Diastolic perfusion time
LV perfusion predominantly diastolic because of compression of intramural coronary vessels in systole. Increased heart rate shortens the cardiac cycle, predominantly by shortening diastole. Tachycardia can therefore compromise coronary flow. Coronary stenosis may be dynamic due to the effect of vasomotor tone.
Myocardial O2 supply
it is equal to oxygen content of arterial blood. Oxygen delivery (mol/min) = coronary flow rate (ml/min) x arterial oxygen content (mol O2/ml blood). Oxygen supply may be compromised by anemia(less hemoglobin per ml blood) or hypoxemia (incomplete saturation of hemoglobin)
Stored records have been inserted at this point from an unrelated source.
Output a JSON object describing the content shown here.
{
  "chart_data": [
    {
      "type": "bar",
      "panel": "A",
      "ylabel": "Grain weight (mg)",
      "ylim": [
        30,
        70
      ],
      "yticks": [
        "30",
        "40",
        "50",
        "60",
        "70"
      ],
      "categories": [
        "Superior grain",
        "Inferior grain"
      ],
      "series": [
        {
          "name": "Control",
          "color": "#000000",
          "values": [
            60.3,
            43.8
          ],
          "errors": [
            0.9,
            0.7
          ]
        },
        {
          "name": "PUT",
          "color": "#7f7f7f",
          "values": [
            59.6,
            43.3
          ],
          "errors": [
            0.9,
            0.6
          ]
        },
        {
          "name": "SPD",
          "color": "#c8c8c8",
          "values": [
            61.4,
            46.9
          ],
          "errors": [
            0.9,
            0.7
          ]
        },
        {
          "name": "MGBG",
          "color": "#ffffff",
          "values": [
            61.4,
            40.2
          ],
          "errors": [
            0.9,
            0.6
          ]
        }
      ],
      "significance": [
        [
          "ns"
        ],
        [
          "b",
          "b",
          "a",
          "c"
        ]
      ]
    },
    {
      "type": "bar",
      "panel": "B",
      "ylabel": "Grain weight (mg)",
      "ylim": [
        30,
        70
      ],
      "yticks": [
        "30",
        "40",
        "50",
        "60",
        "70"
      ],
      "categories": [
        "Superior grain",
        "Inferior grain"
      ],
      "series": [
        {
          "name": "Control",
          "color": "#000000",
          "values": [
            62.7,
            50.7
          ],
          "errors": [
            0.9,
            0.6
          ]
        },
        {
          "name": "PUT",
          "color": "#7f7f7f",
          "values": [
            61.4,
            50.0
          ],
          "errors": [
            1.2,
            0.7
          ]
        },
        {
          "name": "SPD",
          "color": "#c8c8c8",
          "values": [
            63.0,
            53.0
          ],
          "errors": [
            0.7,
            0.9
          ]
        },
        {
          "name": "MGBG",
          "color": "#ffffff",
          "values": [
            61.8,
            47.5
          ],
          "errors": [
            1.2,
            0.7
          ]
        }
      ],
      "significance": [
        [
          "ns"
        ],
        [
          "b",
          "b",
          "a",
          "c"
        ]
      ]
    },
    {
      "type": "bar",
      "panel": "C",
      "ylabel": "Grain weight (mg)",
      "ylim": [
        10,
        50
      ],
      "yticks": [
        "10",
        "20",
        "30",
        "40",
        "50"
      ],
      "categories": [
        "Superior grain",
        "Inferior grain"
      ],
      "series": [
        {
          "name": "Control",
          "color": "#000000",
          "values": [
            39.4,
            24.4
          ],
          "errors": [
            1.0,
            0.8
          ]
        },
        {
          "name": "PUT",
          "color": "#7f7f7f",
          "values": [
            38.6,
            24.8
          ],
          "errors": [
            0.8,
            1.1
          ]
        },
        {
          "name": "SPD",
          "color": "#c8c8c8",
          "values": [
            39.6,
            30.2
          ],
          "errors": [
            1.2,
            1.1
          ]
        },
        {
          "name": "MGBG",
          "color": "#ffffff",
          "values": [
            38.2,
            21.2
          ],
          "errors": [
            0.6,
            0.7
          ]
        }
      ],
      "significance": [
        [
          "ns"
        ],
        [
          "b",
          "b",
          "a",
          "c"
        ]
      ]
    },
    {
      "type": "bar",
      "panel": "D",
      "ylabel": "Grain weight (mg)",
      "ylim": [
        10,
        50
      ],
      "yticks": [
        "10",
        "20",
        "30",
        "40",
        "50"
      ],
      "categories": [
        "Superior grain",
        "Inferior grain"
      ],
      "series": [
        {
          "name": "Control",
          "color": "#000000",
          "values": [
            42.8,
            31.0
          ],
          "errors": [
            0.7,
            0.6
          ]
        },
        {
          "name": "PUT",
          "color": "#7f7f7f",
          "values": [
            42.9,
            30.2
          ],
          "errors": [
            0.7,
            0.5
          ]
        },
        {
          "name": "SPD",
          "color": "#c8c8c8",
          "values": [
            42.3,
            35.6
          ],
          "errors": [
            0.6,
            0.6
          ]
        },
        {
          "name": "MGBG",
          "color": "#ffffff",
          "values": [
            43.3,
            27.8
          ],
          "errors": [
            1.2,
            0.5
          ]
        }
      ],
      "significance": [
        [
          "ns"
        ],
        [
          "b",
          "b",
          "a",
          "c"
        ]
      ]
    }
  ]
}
Treatment of chronic stable angina
treatment aims at increasing O2 supply. Factor effecting O2 supply include perfusion pressure (preventing hypotension), diastolic time (due to rate-slowing drugs), coronary resistance (changeable with vasodilator drugs (nitrates, calcium channel blockers), coronary angioplasty or bypass surgery), and oxygen content (can treat anemia and hypoxemia). Other factors (and treatments) includes controlling systolic pressure (antihypertensive drugs), heart rate (rate-slowing drugs (e.g. beta blockers calcium channel blockers)), wall tension (limit V cavity size by limiting excessive preload with diuretics and nitrates), and inotropic state (negative inotropes to attenuate contractile state such as beta blockers and calcium channel blockers).
Determinants of myocardial O2 demand
heart rate, wall tension, and inotropic state.
Factors that increase myocardial oxygen demand
Heart rate and Wall tension. Determinants are systolic blood pressure and cardiac chamber dimension, according to Law of LaPlace: Wall tension proportional to cavity pressure (P), cavity dimension (r), and 1/wall thickness). Inotropic state (contractility). Higher tension means higher oxygen demand for arteries.
Pathophysiology of unstable coronary syndromes
Inflammation in arterial wall. Weakening of fibromuscular cap. Abrupt plaque fissure or rupture. Thrombogenic components (lipids, tissue factor) exposed to blood. Thrombosis with partial or complete vessel occlusion. Myocardial injury and/or necrosis (serum markers). Cardiac dysfunction, risk of arrhythmias, death. Inflammation can cause stable, mature plaques into unstable, ruptured plaque.